Le recriminazioni, gli scontenti, le minacce, le manipolazioni, i comportamenti ossessivi e persecutori potrebbero essere gli ingredienti che la coppia si trascina nel tempo alla ricerca di un amore impossibile ed immaturo, volto a colmare vuoti e dolori di un tempo passato che non esiste più.
Ed è così che ci si perde prima ancora di essersi veramente trovati, ci si impiglia nelle maglie della sfida, della lotta al potere, ci si infanga di tutto ciò che viene in eredità dal proprio sistema familiare, ci si ritrova a dipingere un quadro a quattro mani simile a quelli appesi nelle stanze della nostra infanzia che abbiamo così odiato.
Quando un paziente si accomoda, su quello che sarà il “nostro” divano, la prima cosa che mi chiede è di essere sua alleata/o e di aiutarla/o a cambiare il proprio partner, di trovare il modo di trascinare il partner in terapia per essere “aggiustato”.

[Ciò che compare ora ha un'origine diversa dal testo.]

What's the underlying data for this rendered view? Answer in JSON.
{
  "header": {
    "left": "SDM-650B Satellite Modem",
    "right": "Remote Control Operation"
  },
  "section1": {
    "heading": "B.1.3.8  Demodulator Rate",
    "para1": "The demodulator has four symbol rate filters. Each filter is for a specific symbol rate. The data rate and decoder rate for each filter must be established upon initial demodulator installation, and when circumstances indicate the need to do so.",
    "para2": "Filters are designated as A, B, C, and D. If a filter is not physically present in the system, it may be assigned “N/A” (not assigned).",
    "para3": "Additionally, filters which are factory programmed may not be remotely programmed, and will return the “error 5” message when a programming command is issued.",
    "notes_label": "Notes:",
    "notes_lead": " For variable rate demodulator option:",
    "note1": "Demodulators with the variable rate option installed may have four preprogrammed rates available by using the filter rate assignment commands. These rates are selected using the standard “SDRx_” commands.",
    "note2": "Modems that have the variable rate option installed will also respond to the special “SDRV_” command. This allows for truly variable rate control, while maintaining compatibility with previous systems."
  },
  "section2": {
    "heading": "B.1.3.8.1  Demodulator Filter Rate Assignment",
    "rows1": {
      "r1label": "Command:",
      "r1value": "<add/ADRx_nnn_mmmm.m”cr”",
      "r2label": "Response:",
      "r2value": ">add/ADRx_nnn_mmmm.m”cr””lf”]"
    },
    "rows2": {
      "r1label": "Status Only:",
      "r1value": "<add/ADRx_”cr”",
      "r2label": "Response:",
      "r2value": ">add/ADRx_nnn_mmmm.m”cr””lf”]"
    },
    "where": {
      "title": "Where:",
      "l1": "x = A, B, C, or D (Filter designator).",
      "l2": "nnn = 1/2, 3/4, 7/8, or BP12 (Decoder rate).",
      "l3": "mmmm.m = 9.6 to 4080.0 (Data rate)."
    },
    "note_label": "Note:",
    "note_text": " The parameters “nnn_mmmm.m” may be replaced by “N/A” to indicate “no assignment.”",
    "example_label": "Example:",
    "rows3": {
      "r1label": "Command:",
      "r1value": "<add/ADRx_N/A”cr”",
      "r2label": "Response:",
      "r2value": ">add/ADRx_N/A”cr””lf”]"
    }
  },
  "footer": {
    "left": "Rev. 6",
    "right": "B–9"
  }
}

L’altro è da aggiustare, modificare, cambiare perché così com’è non va bene, rende infelici, non capisce, non ci ama!
Incastrati in tale convinzione si è lacerati dal senso di impotenza e la vita diventa un incubo dal quale è possibile uscire con una parola: “corresponsabilità”.
La corresponsabilità apre un mondo di possibilità, un mondo in cui la relazione è fatta di un cinquanta e cinquanta ed io posso agire unicamente sul mio cinquanta.

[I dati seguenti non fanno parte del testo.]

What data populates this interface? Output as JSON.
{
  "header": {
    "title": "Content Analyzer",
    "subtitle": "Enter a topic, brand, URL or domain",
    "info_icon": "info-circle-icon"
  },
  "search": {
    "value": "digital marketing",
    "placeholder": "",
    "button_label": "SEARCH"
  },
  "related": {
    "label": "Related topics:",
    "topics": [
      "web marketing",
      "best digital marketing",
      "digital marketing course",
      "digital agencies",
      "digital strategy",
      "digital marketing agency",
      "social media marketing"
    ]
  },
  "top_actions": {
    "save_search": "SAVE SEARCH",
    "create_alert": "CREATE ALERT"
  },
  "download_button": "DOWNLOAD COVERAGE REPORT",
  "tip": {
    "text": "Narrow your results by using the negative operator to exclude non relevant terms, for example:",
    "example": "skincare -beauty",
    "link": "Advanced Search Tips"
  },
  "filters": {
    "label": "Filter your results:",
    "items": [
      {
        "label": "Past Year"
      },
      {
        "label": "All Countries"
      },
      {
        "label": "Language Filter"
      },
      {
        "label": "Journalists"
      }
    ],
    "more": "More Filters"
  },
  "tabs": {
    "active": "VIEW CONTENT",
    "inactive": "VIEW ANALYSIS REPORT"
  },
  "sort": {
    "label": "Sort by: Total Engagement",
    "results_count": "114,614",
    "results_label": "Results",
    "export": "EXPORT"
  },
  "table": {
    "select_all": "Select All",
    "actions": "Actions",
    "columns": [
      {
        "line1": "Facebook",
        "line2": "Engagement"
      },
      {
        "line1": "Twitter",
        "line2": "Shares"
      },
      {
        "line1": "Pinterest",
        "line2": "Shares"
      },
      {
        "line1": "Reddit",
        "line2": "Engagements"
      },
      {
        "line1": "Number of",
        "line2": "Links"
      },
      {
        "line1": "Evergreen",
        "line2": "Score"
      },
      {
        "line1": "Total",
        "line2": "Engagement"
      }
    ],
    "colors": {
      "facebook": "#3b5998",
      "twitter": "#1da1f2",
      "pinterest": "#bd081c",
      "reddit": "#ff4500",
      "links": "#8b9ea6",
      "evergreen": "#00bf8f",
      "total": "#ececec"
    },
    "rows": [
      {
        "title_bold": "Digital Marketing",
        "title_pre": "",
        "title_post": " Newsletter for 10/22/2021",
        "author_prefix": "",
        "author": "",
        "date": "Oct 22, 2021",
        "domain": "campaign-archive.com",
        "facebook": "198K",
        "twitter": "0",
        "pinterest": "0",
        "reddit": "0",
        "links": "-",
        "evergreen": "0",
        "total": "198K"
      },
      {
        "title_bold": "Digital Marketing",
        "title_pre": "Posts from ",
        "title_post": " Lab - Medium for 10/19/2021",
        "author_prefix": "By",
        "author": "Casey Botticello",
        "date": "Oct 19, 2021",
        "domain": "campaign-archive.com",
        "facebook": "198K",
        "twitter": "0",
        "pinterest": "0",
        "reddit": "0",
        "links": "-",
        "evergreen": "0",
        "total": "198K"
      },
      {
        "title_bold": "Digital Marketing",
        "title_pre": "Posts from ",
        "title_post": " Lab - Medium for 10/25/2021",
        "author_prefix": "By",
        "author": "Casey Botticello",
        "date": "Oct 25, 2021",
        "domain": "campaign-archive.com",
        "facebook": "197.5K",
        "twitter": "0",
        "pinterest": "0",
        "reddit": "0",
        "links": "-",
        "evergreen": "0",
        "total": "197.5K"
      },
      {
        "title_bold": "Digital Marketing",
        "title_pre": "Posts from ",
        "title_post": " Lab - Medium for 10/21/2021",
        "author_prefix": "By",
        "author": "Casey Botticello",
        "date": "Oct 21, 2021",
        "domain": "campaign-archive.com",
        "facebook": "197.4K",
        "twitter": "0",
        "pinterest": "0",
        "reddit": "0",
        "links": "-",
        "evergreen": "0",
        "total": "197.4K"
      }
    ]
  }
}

Nella parola corresponsabilità si sposta il focus e, chi è seduto su quel divano, inizia a vedere finalmente se stesso.
Lentamente si interrompe la caccia alle streghe, alle pozioni magiche, si interrompono le cospirazioni e si rompe lo specchio delle mie brame, si comincia a riscoprire i bauli dei propri desideri, sogni, passioni, seppelliti troppo spesso lungo la strada della lotta al potere.
Quello che avviene nel paziente dopo “essersi visto” non ve lo racconterò, poiché ogni persona è un libro meravigliosamente unico e non vi è una storia uguale per tutti che possa essere raccontata.
Posso però scrivere che, vedere un uomo o una donna, un ragazzo o una ragazza, afferrare la propria clessidra interrotta o bloccata è scuoterla o rigirala, piangere e ridere per la sabbia che riprende a fluire, è l’emozione per cui vale la pena … proprio come capita in amore!